Aku bersandar pada tembok kamar berukuran lima kali lima meter persegi, bernuansa pink dan putih. Ada satu tempat tidur nomor dua, satu lemari dua pintu, meja kompor dan satu kulkas mini.
Nurul sudah tertidur pulas di atas seprai bermotif Hello Kitty. Dia meringkuk memeluk guling menghadap ke dinding.
Lita melangkah mendekat, meletakkan secangkir kopi di hadapanku, lalu menyusul duduk di sebelah. Beralaskan karpet rasfur berwarna abu-abu kami duduk bersisian.
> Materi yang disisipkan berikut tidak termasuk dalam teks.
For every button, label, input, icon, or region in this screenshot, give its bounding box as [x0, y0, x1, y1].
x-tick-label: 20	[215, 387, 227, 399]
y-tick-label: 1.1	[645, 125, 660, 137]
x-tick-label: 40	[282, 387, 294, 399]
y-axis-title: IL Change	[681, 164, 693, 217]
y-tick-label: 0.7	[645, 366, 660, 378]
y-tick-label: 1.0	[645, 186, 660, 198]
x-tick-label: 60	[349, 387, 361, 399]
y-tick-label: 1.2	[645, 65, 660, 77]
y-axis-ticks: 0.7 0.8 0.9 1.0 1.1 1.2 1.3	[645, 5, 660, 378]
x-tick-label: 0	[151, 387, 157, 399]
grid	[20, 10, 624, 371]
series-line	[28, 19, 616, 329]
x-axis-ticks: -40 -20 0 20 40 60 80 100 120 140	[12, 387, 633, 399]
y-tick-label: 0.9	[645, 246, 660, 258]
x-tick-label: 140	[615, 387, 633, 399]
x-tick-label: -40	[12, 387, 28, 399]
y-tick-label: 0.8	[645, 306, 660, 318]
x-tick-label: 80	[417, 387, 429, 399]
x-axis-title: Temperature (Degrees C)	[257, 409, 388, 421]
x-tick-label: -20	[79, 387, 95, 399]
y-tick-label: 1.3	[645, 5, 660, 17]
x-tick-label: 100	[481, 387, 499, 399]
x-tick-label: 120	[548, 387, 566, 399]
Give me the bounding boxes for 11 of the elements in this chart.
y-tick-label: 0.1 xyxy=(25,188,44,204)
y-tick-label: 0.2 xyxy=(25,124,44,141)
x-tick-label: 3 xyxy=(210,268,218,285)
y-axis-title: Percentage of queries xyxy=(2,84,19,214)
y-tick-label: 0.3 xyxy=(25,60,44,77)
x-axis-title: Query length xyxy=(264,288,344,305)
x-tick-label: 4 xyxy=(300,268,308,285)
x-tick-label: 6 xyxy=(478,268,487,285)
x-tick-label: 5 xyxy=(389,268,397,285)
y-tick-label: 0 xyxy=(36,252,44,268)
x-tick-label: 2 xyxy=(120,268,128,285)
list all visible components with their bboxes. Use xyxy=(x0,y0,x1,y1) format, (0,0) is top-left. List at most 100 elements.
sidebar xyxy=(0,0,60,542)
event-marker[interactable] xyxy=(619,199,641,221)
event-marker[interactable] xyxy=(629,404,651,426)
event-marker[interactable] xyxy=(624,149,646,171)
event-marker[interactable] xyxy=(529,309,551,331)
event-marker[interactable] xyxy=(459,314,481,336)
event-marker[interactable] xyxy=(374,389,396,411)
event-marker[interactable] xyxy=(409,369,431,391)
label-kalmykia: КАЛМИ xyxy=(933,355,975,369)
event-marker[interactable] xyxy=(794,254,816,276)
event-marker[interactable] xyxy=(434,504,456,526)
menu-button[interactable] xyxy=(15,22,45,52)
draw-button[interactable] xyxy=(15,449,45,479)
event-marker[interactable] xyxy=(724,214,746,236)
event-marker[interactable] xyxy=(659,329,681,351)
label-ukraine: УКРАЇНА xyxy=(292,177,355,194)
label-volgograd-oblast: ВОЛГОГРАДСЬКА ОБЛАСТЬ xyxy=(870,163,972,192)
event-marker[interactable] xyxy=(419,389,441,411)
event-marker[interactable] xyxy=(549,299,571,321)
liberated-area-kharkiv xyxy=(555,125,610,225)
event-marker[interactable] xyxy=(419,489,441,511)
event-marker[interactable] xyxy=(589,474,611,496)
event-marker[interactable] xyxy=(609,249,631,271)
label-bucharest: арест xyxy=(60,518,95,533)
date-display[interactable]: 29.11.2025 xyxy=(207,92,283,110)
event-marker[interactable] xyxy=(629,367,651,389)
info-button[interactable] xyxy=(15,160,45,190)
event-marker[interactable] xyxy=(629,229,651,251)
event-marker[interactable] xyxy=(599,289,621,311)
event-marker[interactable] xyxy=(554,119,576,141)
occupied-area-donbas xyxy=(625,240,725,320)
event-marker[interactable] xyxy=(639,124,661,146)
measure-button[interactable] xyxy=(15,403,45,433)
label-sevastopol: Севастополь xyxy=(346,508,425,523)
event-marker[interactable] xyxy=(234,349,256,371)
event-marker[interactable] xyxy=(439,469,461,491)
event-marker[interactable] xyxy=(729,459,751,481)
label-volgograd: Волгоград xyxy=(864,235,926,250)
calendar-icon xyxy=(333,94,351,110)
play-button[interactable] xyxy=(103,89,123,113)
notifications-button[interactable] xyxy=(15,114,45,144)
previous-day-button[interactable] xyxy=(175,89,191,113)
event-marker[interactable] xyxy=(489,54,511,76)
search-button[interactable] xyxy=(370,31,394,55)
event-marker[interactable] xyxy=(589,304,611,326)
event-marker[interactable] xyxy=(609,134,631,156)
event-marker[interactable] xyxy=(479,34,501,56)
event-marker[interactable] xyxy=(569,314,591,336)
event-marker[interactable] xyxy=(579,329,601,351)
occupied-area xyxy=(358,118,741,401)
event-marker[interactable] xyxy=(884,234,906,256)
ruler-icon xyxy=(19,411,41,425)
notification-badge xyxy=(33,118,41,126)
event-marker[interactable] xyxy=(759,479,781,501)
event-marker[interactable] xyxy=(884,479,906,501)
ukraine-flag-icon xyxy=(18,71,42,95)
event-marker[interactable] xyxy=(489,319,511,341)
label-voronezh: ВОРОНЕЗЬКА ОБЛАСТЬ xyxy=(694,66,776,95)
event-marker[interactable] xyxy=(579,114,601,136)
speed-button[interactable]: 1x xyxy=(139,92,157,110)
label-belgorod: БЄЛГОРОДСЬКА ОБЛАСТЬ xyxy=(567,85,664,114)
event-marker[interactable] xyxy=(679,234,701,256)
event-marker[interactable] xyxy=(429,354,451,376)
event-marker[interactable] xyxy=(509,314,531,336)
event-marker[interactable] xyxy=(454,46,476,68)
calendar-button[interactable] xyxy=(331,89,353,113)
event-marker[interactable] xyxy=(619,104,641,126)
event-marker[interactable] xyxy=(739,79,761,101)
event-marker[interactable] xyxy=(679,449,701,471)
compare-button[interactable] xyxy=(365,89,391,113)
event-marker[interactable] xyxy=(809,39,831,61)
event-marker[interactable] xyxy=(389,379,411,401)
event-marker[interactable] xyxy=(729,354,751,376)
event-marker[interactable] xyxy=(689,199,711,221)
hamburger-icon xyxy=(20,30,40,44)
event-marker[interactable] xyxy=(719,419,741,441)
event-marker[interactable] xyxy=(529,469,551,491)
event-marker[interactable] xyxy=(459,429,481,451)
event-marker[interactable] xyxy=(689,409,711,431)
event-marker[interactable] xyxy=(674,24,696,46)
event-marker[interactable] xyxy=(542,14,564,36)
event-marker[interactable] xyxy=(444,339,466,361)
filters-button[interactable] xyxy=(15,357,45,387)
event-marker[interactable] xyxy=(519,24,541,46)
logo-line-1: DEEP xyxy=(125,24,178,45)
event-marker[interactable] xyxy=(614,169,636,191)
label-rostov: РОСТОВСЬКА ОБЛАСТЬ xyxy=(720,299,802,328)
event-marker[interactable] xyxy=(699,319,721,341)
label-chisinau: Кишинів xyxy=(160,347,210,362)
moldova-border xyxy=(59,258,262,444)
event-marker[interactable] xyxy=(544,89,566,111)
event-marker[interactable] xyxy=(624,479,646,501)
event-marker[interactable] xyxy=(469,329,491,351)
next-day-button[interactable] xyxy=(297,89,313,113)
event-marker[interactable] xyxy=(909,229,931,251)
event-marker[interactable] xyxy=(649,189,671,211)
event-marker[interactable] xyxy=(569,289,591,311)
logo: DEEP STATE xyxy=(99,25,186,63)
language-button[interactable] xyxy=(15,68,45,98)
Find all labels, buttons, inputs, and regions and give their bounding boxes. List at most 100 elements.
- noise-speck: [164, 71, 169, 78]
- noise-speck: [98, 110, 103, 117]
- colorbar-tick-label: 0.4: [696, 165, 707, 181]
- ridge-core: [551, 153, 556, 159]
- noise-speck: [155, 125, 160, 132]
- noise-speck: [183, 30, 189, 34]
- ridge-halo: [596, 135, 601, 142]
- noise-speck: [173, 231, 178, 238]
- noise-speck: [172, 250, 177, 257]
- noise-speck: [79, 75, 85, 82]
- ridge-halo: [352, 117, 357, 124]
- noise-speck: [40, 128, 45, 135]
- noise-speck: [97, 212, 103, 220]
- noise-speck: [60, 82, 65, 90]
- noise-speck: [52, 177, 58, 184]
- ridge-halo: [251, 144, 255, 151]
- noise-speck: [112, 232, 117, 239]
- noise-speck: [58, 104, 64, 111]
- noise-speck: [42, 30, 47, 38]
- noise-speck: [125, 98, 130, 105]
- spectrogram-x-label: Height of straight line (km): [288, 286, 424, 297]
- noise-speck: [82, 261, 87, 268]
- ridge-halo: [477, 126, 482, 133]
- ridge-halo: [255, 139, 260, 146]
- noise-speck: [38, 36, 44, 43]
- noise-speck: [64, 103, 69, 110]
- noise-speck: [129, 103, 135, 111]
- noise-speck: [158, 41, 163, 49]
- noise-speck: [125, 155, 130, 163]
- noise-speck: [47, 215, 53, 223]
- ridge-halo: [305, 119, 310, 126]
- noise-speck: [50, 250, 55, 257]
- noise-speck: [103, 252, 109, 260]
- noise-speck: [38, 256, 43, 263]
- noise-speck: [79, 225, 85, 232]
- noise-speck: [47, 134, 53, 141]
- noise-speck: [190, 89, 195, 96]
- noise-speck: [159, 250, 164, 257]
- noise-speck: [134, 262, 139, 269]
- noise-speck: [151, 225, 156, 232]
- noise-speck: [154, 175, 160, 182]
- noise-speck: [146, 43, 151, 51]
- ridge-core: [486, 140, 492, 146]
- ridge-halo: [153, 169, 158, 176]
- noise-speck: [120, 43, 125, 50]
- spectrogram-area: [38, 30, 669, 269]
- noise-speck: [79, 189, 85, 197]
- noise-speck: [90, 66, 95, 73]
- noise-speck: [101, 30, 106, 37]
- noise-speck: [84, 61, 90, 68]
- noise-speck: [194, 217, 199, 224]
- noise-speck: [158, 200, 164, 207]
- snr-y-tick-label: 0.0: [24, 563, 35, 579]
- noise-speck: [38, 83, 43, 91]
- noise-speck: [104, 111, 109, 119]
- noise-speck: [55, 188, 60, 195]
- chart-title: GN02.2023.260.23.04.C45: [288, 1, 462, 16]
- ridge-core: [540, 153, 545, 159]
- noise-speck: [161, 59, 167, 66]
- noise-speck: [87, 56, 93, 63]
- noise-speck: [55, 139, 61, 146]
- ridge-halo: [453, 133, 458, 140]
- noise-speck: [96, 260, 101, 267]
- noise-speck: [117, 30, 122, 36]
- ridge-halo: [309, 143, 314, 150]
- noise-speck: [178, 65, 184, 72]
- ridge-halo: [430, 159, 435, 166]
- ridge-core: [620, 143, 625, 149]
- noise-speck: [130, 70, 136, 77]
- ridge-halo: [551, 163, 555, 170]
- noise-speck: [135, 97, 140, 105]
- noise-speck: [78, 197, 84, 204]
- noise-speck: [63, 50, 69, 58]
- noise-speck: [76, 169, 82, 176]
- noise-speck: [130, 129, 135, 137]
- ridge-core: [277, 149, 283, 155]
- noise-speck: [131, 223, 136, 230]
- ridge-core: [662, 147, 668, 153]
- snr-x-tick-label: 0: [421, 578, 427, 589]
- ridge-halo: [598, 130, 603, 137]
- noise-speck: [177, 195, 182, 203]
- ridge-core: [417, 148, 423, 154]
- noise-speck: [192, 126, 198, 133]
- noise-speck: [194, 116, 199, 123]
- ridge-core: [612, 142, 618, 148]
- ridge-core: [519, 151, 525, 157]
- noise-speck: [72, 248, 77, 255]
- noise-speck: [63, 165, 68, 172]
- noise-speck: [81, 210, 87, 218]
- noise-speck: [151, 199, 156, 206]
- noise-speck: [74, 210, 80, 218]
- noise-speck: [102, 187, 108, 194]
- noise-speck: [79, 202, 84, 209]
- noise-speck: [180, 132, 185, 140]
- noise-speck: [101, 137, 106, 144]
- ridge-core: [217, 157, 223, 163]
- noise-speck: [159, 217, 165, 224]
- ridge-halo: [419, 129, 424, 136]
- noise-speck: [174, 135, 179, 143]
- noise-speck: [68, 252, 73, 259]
"Jadi ... apa yang bakal Mbak lakuin ke depan ntar?"
Sejenak hening. Lantas aku menggeleng tidak tahu. Rasanya otakku merasa belum sanggup untuk berpikir secara jernih.
Aku raih secangkir kopi yang disuguhkan Lita tadi. Perlahan aku menyeruput cairan berkafein itu.
"Tinggal di sini juga gak apa-apa, kok, Mbak. Toh, aku malah senang. Tadi aku juga udah laporan pada Bu Kos. Dia ngebolehin. Yang penting katanya lapor kalo ada tamu yang datang menginap di sini." Lita melanjutkan.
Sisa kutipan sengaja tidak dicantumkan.